Swartz simply wanted to allow open access to these papers written by public employees, with public money, and potentially benefitting wide groups of researchers ultimately leading to a faster pace of innovations. He wanted to bring the candle holders together and spread knowledge by doubling the light.
Ideally, our legal system should enable innovation, not prevent the sharing of ideas. JSTOR accepted this reasoning: the company peacefully asked Swartz to return the hard drives containing the downloaded data and modified their system to prevent future bulk downloading. But MIT called in federal investigators and wouldn’t drop the case, even after JSTOR reached its resolution with Swartz. Soon, a grand jury indicted Swartz with 13 felonies. At the time of his death, he faced 35 years in prison and over $1 million in fines — all for downloading articles. Compare that to armed bank robbery, a graver crime which carries a maximum term of 25 years. Attempting to spread knowledge should neither be met with a higher prison sentence, nor should it be considered a crime at all.
Were any bankers hounded with threats of long prison sentences to the brink of suicide during the financial crisis? Arguably, their crimes affected far more people than did Swartz’s trespassing in an unlocked closet at MIT. But U.S. attorneys chose not to pursue them with the law; only Swartz faced a de-facto witch trial.
The difference is that bankers have good lawyers, and it’s easy to defeat defenseless prodigies. Susie Bright, who has served as expert witness for the defense in several obscenity trials, explains in her blog post entitled “I Have Something to Say about Aaron Swartz’s Suicide and the Special Way the US Justice Dept Hounds People to Death”:
[When] the Defense team showed me all their files… I dropped their papers to the floor halfway through my review: “What are we talking about here? This defendant is developmentally disabled…” The Justice Department was bagging obscenity law trophies by going after the poor, the suicidal, the insane, the cognitively impaired— because that’s the way they rack up numbers and status. That’s the way they fuel their careers at the Justice Department— not by taking on constitutional issues, or injustice, or fat cats who believe they’re above the law.
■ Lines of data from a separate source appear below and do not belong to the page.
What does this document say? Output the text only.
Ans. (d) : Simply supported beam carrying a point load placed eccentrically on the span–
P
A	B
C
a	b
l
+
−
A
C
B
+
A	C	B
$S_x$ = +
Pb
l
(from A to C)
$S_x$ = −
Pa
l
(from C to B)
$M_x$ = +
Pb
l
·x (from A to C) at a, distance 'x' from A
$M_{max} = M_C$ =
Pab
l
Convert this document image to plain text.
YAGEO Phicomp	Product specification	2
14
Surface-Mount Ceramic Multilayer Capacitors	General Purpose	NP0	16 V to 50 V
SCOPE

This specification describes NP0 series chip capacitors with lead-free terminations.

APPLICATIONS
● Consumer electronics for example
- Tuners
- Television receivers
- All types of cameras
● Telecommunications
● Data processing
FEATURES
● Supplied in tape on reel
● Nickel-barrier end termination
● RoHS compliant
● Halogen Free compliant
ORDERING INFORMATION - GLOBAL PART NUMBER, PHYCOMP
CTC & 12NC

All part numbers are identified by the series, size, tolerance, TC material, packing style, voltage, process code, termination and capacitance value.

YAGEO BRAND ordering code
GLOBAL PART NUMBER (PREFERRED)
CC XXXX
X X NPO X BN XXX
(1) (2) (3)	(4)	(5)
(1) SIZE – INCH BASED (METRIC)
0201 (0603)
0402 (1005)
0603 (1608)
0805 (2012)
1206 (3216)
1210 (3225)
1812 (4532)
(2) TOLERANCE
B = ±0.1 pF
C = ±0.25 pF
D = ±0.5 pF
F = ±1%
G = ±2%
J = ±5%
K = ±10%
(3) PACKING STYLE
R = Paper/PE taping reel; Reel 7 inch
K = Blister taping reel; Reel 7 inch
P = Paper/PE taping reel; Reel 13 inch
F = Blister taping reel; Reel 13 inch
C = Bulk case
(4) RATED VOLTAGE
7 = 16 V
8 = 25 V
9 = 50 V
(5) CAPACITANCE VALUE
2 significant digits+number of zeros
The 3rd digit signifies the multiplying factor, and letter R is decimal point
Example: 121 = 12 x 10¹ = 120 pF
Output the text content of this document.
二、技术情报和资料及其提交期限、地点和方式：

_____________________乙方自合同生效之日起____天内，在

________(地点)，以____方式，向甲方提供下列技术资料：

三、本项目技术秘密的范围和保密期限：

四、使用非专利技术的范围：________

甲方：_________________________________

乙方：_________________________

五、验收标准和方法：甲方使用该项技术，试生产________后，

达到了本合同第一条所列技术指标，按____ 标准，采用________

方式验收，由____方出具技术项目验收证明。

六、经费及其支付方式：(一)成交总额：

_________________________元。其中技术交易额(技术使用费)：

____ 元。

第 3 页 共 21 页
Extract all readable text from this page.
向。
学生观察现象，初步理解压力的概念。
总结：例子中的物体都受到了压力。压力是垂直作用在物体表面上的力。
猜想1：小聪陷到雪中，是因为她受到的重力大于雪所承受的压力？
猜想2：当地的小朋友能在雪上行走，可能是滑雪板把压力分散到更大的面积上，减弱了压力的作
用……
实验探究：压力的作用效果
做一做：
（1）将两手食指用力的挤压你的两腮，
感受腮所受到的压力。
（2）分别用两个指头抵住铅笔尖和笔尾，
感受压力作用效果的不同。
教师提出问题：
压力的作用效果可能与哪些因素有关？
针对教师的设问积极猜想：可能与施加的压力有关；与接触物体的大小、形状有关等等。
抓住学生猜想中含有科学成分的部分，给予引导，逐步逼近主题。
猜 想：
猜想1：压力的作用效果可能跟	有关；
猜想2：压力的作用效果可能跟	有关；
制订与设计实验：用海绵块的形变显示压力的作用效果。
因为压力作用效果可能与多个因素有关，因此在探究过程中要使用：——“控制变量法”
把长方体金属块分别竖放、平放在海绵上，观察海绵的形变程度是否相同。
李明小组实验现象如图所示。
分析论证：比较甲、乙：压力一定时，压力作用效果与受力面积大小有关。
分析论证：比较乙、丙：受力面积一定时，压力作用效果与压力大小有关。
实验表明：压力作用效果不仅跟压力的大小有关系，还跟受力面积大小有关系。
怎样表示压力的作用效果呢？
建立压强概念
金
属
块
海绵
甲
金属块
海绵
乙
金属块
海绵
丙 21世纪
Here, Swartz was the low-hanging fruit. He had published multiple blog posts about suffering from depression. When the US attorneys hit him with enough felony counts for doing something that shouldn’t be a crime, something snapped. This genius did not just commit suicide; he took his own life after facing unwarranted, excessive legal threats for doing what he believed to be the right thing to do.
That day, we lost a man devoted to his ideals of making information free and open for the world. And once again, our legal system showed how effective it is in heartlessly protecting the status quo against easy targets, killing innovation and progress. Be it in patent law or overzealous pursuits of petty criminals, legal power is ruled by money and fear, not by intellect or morality. Aaron Swartz, among others, had the potential to change this world in meaningful ways – and did, even in a short life, through Wikipedia, RSS, Reddit, DemandProgress, and RECAP — but we took his possibilities, his freedom, and his life away.
Until we reform our justice system to support fairness and openness over brutality and greed, our society will continue picking on those who try to fix it.